A variational approximation for analyzing the dynamics of panel data
Proceedings of the Thirty-Seventh Conference on Uncertainty in Artificial Intelligence, PMLR 161:107-117, 2021.
Panel data involving longitudinal measurements of the same set of participants or entities taken over multiple time points is common in studies to understand early childhood development and disease modeling. Deep hybrid models that marry the predictive power of neural networks with physical simulators such as differential equations, are starting to drive advances in such applications. The task of modeling not just the observations/data but the hidden dynamics that are captured by the measurements poses interesting statistical/computational questions.
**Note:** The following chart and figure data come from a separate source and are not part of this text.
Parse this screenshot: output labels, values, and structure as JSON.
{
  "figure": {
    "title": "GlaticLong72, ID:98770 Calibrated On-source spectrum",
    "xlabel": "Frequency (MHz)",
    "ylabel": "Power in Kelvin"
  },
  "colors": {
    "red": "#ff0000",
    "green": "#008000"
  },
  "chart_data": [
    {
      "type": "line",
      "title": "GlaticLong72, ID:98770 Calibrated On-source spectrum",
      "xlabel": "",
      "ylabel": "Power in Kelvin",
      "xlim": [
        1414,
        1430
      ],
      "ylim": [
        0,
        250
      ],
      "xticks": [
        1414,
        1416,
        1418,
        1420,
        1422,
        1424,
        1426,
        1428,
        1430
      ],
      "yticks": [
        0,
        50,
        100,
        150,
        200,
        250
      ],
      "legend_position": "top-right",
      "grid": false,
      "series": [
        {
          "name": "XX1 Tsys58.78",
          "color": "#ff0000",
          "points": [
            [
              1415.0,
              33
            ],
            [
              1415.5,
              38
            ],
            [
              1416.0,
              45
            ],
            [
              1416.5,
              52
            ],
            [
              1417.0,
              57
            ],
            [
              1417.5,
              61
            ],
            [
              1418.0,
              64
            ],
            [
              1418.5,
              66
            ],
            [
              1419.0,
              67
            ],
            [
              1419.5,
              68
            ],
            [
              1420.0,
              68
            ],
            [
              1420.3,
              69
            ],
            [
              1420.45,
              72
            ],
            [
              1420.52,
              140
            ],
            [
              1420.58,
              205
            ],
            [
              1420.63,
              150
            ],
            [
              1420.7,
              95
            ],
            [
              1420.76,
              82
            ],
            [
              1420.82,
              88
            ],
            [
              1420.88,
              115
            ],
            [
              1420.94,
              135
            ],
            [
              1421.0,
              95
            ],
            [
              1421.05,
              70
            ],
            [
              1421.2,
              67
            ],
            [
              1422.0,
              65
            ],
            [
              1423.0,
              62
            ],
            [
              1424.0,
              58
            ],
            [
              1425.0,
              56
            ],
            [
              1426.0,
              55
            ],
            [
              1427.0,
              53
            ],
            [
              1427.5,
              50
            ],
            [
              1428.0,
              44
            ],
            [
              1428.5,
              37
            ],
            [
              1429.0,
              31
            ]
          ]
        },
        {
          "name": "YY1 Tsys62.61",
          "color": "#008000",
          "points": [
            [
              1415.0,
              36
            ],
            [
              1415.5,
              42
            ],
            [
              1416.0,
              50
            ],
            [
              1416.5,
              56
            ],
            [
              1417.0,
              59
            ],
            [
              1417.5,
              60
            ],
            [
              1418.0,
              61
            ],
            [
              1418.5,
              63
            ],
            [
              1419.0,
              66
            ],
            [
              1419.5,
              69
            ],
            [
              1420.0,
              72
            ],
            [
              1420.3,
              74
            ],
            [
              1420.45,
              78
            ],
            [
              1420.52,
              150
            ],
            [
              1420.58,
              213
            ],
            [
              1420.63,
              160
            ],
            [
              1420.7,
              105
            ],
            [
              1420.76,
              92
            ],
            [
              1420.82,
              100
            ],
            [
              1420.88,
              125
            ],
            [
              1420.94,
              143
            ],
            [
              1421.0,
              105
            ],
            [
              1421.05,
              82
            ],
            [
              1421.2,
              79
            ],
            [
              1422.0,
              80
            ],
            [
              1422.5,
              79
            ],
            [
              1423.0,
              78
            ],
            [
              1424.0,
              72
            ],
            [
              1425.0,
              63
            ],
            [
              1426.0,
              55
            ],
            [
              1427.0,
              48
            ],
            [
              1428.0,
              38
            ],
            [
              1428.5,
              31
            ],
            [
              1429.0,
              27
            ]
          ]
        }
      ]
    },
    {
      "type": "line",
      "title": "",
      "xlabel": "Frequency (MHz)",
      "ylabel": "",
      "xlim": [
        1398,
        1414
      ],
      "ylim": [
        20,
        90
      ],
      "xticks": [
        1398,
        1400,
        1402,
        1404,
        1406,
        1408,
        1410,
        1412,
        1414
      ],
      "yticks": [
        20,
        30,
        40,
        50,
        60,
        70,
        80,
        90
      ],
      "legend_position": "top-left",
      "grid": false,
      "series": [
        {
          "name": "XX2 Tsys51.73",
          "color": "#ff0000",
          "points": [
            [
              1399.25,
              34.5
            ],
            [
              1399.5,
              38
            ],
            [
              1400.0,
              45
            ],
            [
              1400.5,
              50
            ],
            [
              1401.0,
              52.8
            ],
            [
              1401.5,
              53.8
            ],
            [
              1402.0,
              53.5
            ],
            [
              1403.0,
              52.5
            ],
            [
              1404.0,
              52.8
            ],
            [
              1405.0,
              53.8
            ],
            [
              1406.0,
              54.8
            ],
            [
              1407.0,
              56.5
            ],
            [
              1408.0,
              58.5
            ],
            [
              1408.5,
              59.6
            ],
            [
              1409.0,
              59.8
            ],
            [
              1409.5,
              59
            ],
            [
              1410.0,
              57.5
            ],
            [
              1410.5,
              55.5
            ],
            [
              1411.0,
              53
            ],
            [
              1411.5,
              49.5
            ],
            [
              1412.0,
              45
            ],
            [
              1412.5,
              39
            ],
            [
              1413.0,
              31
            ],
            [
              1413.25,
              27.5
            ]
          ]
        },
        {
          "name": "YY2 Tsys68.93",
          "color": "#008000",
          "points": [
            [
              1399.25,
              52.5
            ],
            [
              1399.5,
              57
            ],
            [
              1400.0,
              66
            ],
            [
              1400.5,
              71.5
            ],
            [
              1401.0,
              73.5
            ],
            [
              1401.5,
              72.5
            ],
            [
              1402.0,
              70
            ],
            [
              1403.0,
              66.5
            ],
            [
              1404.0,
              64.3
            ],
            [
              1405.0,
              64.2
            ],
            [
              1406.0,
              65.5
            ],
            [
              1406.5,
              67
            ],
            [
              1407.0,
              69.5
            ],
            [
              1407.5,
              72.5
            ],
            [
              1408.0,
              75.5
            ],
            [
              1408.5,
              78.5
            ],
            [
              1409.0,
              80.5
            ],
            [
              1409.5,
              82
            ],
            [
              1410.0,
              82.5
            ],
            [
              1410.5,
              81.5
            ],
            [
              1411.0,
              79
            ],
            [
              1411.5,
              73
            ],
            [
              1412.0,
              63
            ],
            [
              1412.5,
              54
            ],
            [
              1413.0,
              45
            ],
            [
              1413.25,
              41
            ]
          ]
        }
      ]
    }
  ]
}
We propose a probabilistic model called ME-NODE to incorporate (fixed + random) mixed effects for analyzing such panel data. We show that our model can be derived using smooth approximations of SDEs provided by the Wong-Zakai theorem. We then derive Evidence Based Lower Bounds for ME-NODE, and develop (efficient) training algorithms using MC based sampling methods and numerical ODE solvers. We demonstrate ME-NODE’s utility on tasks spanning the spectrum from simulations and toy datasets to real longitudinal 3D imaging data from an Alzheimer’s disease (AD) study, and study the performance for accuracy of reconstruction for interpolation, uncertainty estimates and personalized prediction.